絶対に終電を逃さない女の著書『虚弱に生きる』が話題となっている。彼女自身の虚弱体質にフォーカスをあて、これまでどのような症状に見舞われてきたかや、今どのようにして生活を送っているのかなどを赤裸々に書いたエッセイだ。
この記事を書いている私自身、日々の生活の中で、自分の体力のなさに絶望している。午前中2時間パソコンに向かっただけで疲れ果て、1時間半の昼寝をしないと動けず、午後も3、4時間仕事ができればいい方で、そこから体力をつけるための運動をしようと思っても、その体力が残っていない。
本を読んでまず思ったことは、私だけじゃないんだ、ということだ。どうしてこんなに体力がなく、疲れやすく、常に体調が悪いんだろうと悩みながら生きてきたが、そのような悩みを抱えているのが私1人だけではないということが分かっただけでも、少し気持ちが楽になった。そして、疲れやすく体力がない自分を責めずに、こういう体質なのだ、と受け入れられるようになった。今は、少しでもやれることをやろうと思い、朝のルーティンにラジオ体操を取り入れている。
絶対に終電を逃さない女は、この本を、虚弱体質な人だけでなく、健康で体力のある人にも読んでもらいたいと語る。そういう人達にも読んでもらわないと、社会に伝わらない、と。
虚弱体質に向き合い続けてきた絶対に終電を逃さない女には、今の社会がどのように映っているのだろうか。『虚弱に生きる』のこと、虚弱体質だからこそのワークライフバランスや、健康に対するモチベーション、福祉制度の活用法などについて聞いた。
INDEX
1日5食、卓球……虚弱ゆえにアスリート化する生活サイクル
ーまず、終電さんの「虚弱体質」がどんなものなのか、本をまだ読まれていない方に向けて簡単にご紹介いただけますか。

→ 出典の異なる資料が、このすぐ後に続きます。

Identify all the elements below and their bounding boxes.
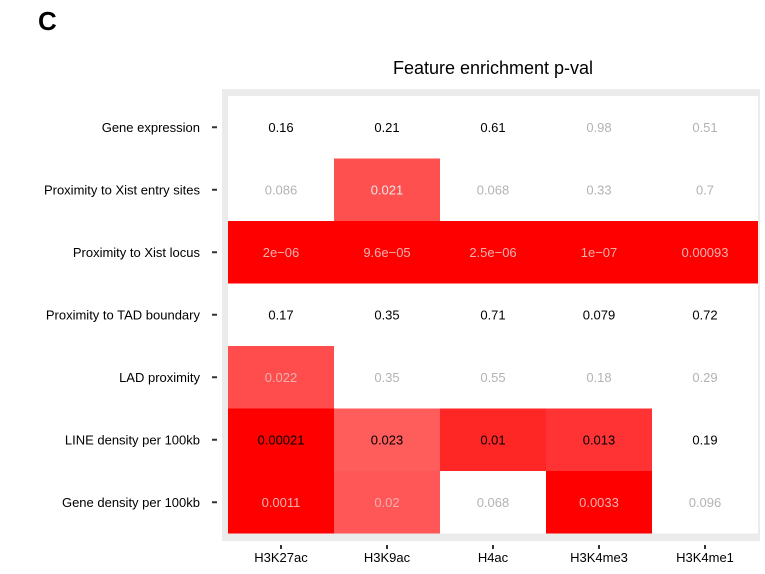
- heatmap-cell: [546, 158, 652, 221]
- heatmap-cell: [546, 221, 652, 284]
- cell-label: 0.096: [689, 495, 722, 510]
- cell-label: 0.19: [692, 432, 717, 447]
- x-tick-label: H4ac: [478, 550, 509, 565]
- heatmap-cell: [228, 283, 334, 346]
- cell-label: 9.6e−05: [363, 245, 410, 260]
- heatmap-cell: [228, 96, 334, 159]
- heatmap-cell: [652, 96, 758, 159]
- cell-label: 1e−07: [581, 245, 618, 260]
- cell-label: 0.35: [374, 370, 399, 385]
- heatmap-cell: [334, 408, 440, 471]
- heatmap-cell: [440, 283, 546, 346]
- cell-label: 0.16: [268, 120, 293, 135]
- heatmap-cell: [334, 96, 440, 159]
- heatmap-cell: [546, 408, 652, 471]
- heatmap-cell: [652, 158, 758, 221]
- heatmap-cell: [652, 221, 758, 284]
- cell-label: 0.21: [374, 120, 399, 135]
- heatmap-cell: [228, 471, 334, 534]
- heatmap-cell: [334, 346, 440, 409]
- y-tick-label: LAD proximity: [119, 370, 200, 385]
- heatmap-cell: [440, 471, 546, 534]
- heatmap-cell: [440, 221, 546, 284]
- heatmap-cell: [546, 471, 652, 534]
- cell-label: 0.0011: [262, 495, 301, 510]
- y-tick-label: Proximity to Xist entry sites: [44, 182, 201, 197]
- heatmap-cell: [546, 346, 652, 409]
- cell-label: 0.013: [583, 432, 616, 447]
- y-tick-label: Gene density per 100kb: [62, 495, 200, 510]
- heatmap-cell: [228, 221, 334, 284]
- cell-label: 0.55: [480, 370, 505, 385]
- cell-label: 0.022: [265, 370, 298, 385]
- heatmap-cell: [228, 346, 334, 409]
- panel-letter: C: [38, 6, 57, 36]
- heatmap-cell: [228, 158, 334, 221]
- cell-label: 0.18: [586, 370, 611, 385]
- heatmap-cell: [440, 96, 546, 159]
- cell-label: 0.29: [692, 370, 717, 385]
- cell-label: 0.17: [268, 307, 293, 322]
- y-tick-label: Proximity to Xist locus: [73, 245, 201, 260]
- heatmap-cell: [228, 408, 334, 471]
- y-tick-label: Proximity to TAD boundary: [46, 307, 201, 322]
- cell-label: 0.021: [371, 182, 404, 197]
- heatmap-cell: [546, 96, 652, 159]
- cell-label: 0.72: [692, 307, 717, 322]
- heatmap-cell: [652, 283, 758, 346]
- heatmap-cell: [334, 283, 440, 346]
- cell-label: 0.068: [477, 495, 510, 510]
- heatmap-cell: [440, 408, 546, 471]
- heatmap-cell: [334, 471, 440, 534]
- y-tick-label: LINE density per 100kb: [65, 432, 200, 447]
- heatmap-cell: [440, 346, 546, 409]
- cell-label: 0.00021: [258, 432, 305, 447]
- heatmap-cell: [546, 283, 652, 346]
- cell-label: 0.98: [586, 120, 611, 135]
- x-tick-label: H3K4me3: [570, 550, 628, 565]
- heatmap-cell: [334, 221, 440, 284]
- cell-label: 0.01: [480, 432, 505, 447]
- cell-label: 2.5e−06: [469, 245, 516, 260]
- heatmap-cell: [652, 346, 758, 409]
- cell-label: 0.61: [480, 120, 505, 135]
- cell-label: 0.33: [586, 182, 611, 197]
- chart-title: Feature enrichment p-val: [392, 58, 594, 78]
- heatmap-cell: [440, 158, 546, 221]
- cell-label: 0.068: [477, 182, 510, 197]
- cell-label: 0.02: [374, 495, 399, 510]
- cell-label: 0.7: [696, 182, 714, 197]
- x-tick-label: H3K9ac: [364, 550, 411, 565]
- cell-label: 0.0033: [579, 495, 619, 510]
- heatmap-cell: [652, 408, 758, 471]
- x-tick-label: H3K27ac: [254, 550, 308, 565]
- cell-label: 0.71: [480, 307, 505, 322]
- heatmap-cell: [334, 158, 440, 221]
- x-tick-label: H3K4me1: [676, 550, 734, 565]
- y-tick-label: Gene expression: [102, 120, 200, 135]
- cell-label: 0.00093: [682, 245, 729, 260]
- cell-label: 2e−06: [263, 245, 300, 260]
- cell-label: 0.086: [265, 182, 298, 197]
- cell-label: 0.079: [583, 307, 616, 322]
- cell-label: 0.51: [692, 120, 717, 135]
- heatmap-cell: [652, 471, 758, 534]
- cell-label: 0.023: [371, 432, 404, 447]
- cell-label: 0.35: [374, 307, 399, 322]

絶対に終電を逃さない女(以下、終電):短く説明するのが難しいんですが、まず睡眠時間は10時間必要です。体力がないからすぐに疲れるし、少しでも無理をすると体調を崩します。なので、それをなるべく防ぐために、食生活の改善や運動を頑張っているんですが、そこにかける時間が長いのもあって、活動量が少ない、みたいな感じですかね。

文筆家。1995年生まれ。大学卒業後、体力がないせいで就職できず、専業の文筆家となる。様々なWebメディアや雑誌などで、エッセイ、小説、短歌を執筆。単著に『シティガール未満』(2023年、柏書房)、共著に『つくって食べる日々の話』(2025年、Pヴァイン)がある。
ー今回の本『虚弱に生きる』の中では、今お話しいただいたような暮らしぶりが詳細に書かれていますが、本の執筆を終えたときから今に至るまでの間に、生活リズムに変化はありましたか?
終電:執筆をしている間は忙しかったので、卓球をする時間が取れなくなりました。ジョギングはしていたので、有酸素運動としては十分なんですが、理想としては卓球もしたかったですね。あとは、1日5食になりました。
ー食事の回数を増やした理由は何かあるんですか?
終電:タンパク質を積極的に摂っているんですが、タンパク質って1度に吸収できる量が限られているんですよ。筋トレをしている人ってプロテインを小分けにして飲んだりするので、私も筋肉をつけるために真似してみようかなと思って、2ヶ月ぐらい1日5食にして頑張っています。
ー生活リズムを更新していっているんですね。最近はワークライフバランスが話題になっていますが、終電さんが仕事と生活のバランスを取る上で意識していることはありますか?
終電:多分大体の人はワークを優先していると思うんですよ。決まった時間働いて、その残りの時間でライフをどうにかやりくりするみたいな。でも私はその逆で、生活とか健康の方を優先して、残った時間や体力で仕事をするという感じです。
ー例えば卓球をしているときに、仕事のことを考えて、ちょっと焦ってしまうみたいなことはないですか?
終電:まあ、ありますね。何かに集中するのが苦手なので、仕事とかを忘れる瞬間があまりなくて。卓球は、最初はピンポン玉を追いかけることに集中できていて、他のことを考えずにすんでいたんですが、しばらく続けたら慣れて、卓球をしながら他のことを考えられるようになっちゃったんですよ。それはちょっと残念です。でもそれでも、基本的には運動を優先していますね。
ー仕事よりも運動や生活を優先するのには、けっこう強い意志が必要なのかなと思いました。そのメンタリティはどのように身に着けましたか?
終電:20代前半が一番体調が悪かったんですが、そのときに健康を失ったら仕事もできないんだなというのを身をもって学んでいるんですよね。その記憶があるから、仕事を優先する意味はないなと思っています。